Mangin. Cadorna. Pershing.

Repli de Hindenburg. 
Dès le mois de février 1917 les Alliés se disposaient à reprendre au nord et au sud de la Somme leur marche en avant suspendue pendant l'hiver. Les Anglais, attaquant les premiers, ne rencontrèrent sur l'Ancre qu'une faible résistance. A partir du 24 février ils n'eurent plus devant eux qu'un simple rideau de troupes; le gros des forces ennemies se repliait sans combattre. C'était le prélude de la grande retraite stratégique effectuée d'un seul coup, habilement et sans trop de pertes, du 17 au 21 mars, sur tout le front allemand d'Arras à Vailly-sur-Aisne. 

Le nouveau front, jalonné par la crête de Vimy, Cambrai, Saint-Quentin, le massif boisé de Saint-Gobain, les hauteurs du Laonnais et le plateau de Craonne, n'était plus un système continu de tranchées parallèles, mais un échelonnement de zones fortifiées, dont une formidable organisation assurait la défense (entrelacements de fils de fer barbelés, fortins disséminés entre les lignes de tranchées, abris camouflés pour l'artillerie lourde, chemins de fer et gares de ravitaillement pour les munitions et les vivres, centres d'aviation parfaitement aménagés). L'ensemble formait la position Hindenburg, dont les différentes lignes ou sections portaient les noms wagnériens (en fait tirés des  des Niebelungen) de Siegfried, Wotan, Faffner, Hunding, etc. 

Derrière ce rempart qu'ils jugeaient infranchissable, les Allemands comptaient user et désorganiser les offensives des Alliés et les attaquer ensuite, où et quand ils le voudraient, avec 120,000 hommes disponibles par suite du raccourcissement du front.
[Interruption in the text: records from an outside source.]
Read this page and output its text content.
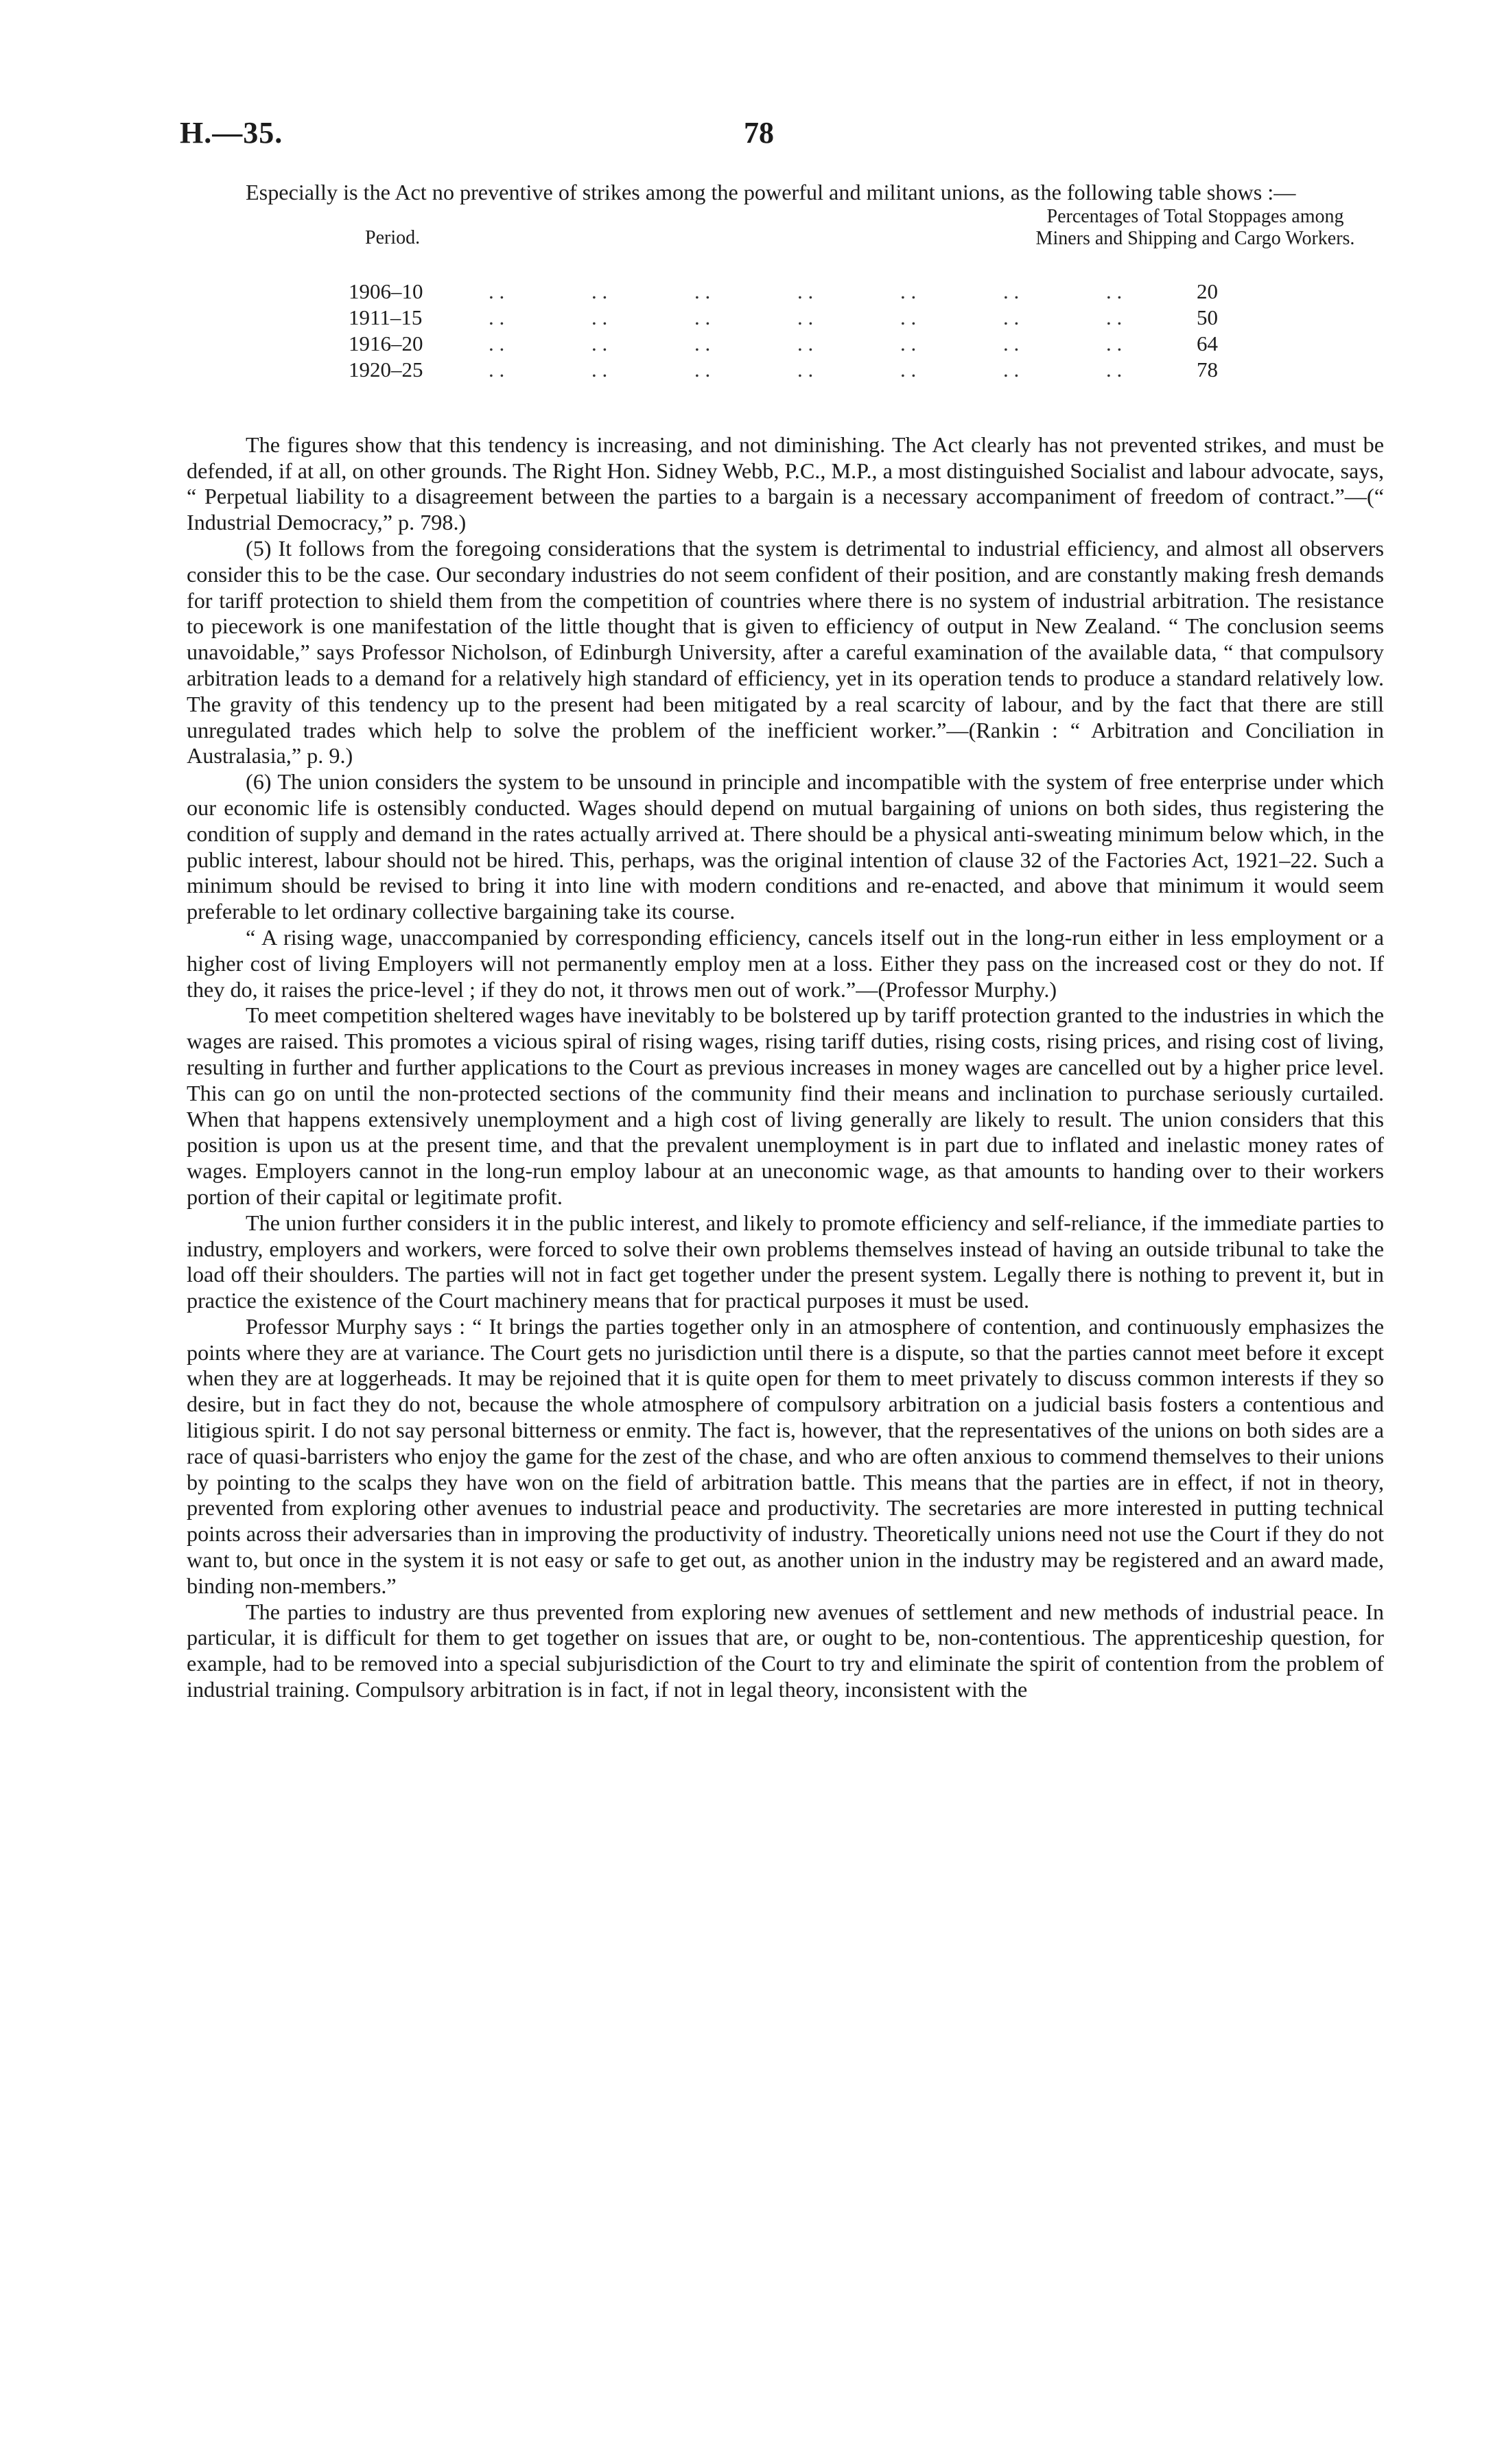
H.—35.	78

Especially is the Act no preventive of strikes among the powerful and militant unions, as the following table shows :—

Period.
Percentages of Total Stoppages among Miners and Shipping and Cargo Workers.
1906–10	. .	. .	. .	. .	. .	. .	. .	20
1911–15	. .	. .	. .	. .	. .	. .	. .	50
1916–20	. .	. .	. .	. .	. .	. .	. .	64
1920–25	. .	. .	. .	. .	. .	. .	. .	78

The figures show that this tendency is increasing, and not diminishing. The Act clearly has not prevented strikes, and must be defended, if at all, on other grounds. The Right Hon. Sidney Webb, P.C., M.P., a most distinguished Socialist and labour advocate, says, “ Perpetual liability to a disagreement between the parties to a bargain is a necessary accompaniment of freedom of contract.”—(“ Industrial Democracy,” p. 798.)

(5) It follows from the foregoing considerations that the system is detrimental to industrial efficiency, and almost all observers consider this to be the case. Our secondary industries do not seem confident of their position, and are constantly making fresh demands for tariff protection to shield them from the competition of countries where there is no system of industrial arbitration. The resistance to piecework is one manifestation of the little thought that is given to efficiency of output in New Zealand. “ The conclusion seems unavoidable,” says Professor Nicholson, of Edinburgh University, after a careful examination of the available data, “ that compulsory arbitration leads to a demand for a relatively high standard of efficiency, yet in its operation tends to produce a standard relatively low. The gravity of this tendency up to the present had been mitigated by a real scarcity of labour, and by the fact that there are still unregulated trades which help to solve the problem of the inefficient worker.”—(Rankin : “ Arbitration and Conciliation in Australasia,” p. 9.)

(6) The union considers the system to be unsound in principle and incompatible with the system of free enterprise under which our economic life is ostensibly conducted. Wages should depend on mutual bargaining of unions on both sides, thus registering the condition of supply and demand in the rates actually arrived at. There should be a physical anti-sweating minimum below which, in the public interest, labour should not be hired. This, perhaps, was the original intention of clause 32 of the Factories Act, 1921–22. Such a minimum should be revised to bring it into line with modern conditions and re-enacted, and above that minimum it would seem preferable to let ordinary collective bargaining take its course.

“ A rising wage, unaccompanied by corresponding efficiency, cancels itself out in the long-run either in less employment or a higher cost of living Employers will not permanently employ men at a loss. Either they pass on the increased cost or they do not. If they do, it raises the price-level ; if they do not, it throws men out of work.”—(Professor Murphy.)

To meet competition sheltered wages have inevitably to be bolstered up by tariff protection granted to the industries in which the wages are raised. This promotes a vicious spiral of rising wages, rising tariff duties, rising costs, rising prices, and rising cost of living, resulting in further and further applications to the Court as previous increases in money wages are cancelled out by a higher price level. This can go on until the non-protected sections of the community find their means and inclination to purchase seriously curtailed. When that happens extensively unemployment and a high cost of living generally are likely to result. The union considers that this position is upon us at the present time, and that the prevalent unemployment is in part due to inflated and inelastic money rates of wages. Employers cannot in the long-run employ labour at an uneconomic wage, as that amounts to handing over to their workers portion of their capital or legitimate profit.

The union further considers it in the public interest, and likely to promote efficiency and self-reliance, if the immediate parties to industry, employers and workers, were forced to solve their own problems themselves instead of having an outside tribunal to take the load off their shoulders. The parties will not in fact get together under the present system. Legally there is nothing to prevent it, but in practice the existence of the Court machinery means that for practical purposes it must be used.

Professor Murphy says : “ It brings the parties together only in an atmosphere of contention, and continuously emphasizes the points where they are at variance. The Court gets no jurisdiction until there is a dispute, so that the parties cannot meet before it except when they are at loggerheads. It may be rejoined that it is quite open for them to meet privately to discuss common interests if they so desire, but in fact they do not, because the whole atmosphere of compulsory arbitration on a judicial basis fosters a contentious and litigious spirit. I do not say personal bitterness or enmity. The fact is, however, that the representatives of the unions on both sides are a race of quasi-barristers who enjoy the game for the zest of the chase, and who are often anxious to commend themselves to their unions by pointing to the scalps they have won on the field of arbitration battle. This means that the parties are in effect, if not in theory, prevented from exploring other avenues to industrial peace and productivity. The secretaries are more interested in putting technical points across their adversaries than in improving the productivity of industry. Theoretically unions need not use the Court if they do not want to, but once in the system it is not easy or safe to get out, as another union in the industry may be registered and an award made, binding non-members.”

The parties to industry are thus prevented from exploring new avenues of settlement and new methods of industrial peace. In particular, it is difficult for them to get together on issues that are, or ought to be, non-contentious. The apprenticeship question, for example, had to be removed into a special subjurisdiction of the Court to try and eliminate the spirit of contention from the problem of industrial training. Compulsory arbitration is in fact, if not in legal theory, inconsistent with the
Leur retraite, stratégique ou non, n'en était pas moins l'aveu d'un échec. Les Alliés s'en réjouirent d'autant plus vivement qu'ils ne l'attendaient pas si tôt. 

Les Allemands se vengèrent par la dévastation méthodique et atroce de la région qu'ils abandonnaient. Sous prétexte de « faire un immense glacis devant leurs positions nouvelles », ils incendièrent ou firent sauter à la dynamite 38,000 maisons dans 264 villes ou villages de la Picardie, volèrent tout ce qu'ils purent emporter, anéantirent le reste, retournèrent les semailles, scièrent les arbres fruitiers, empoisonnèrent les puits et les fontaines et emmenèrent comme un troupeau d'esclaves les malheureux habitants. La destruction des ponts et le bouleversement des routes ne ralentirent pas la progression des Alliés dans ce « royaume de la mort ».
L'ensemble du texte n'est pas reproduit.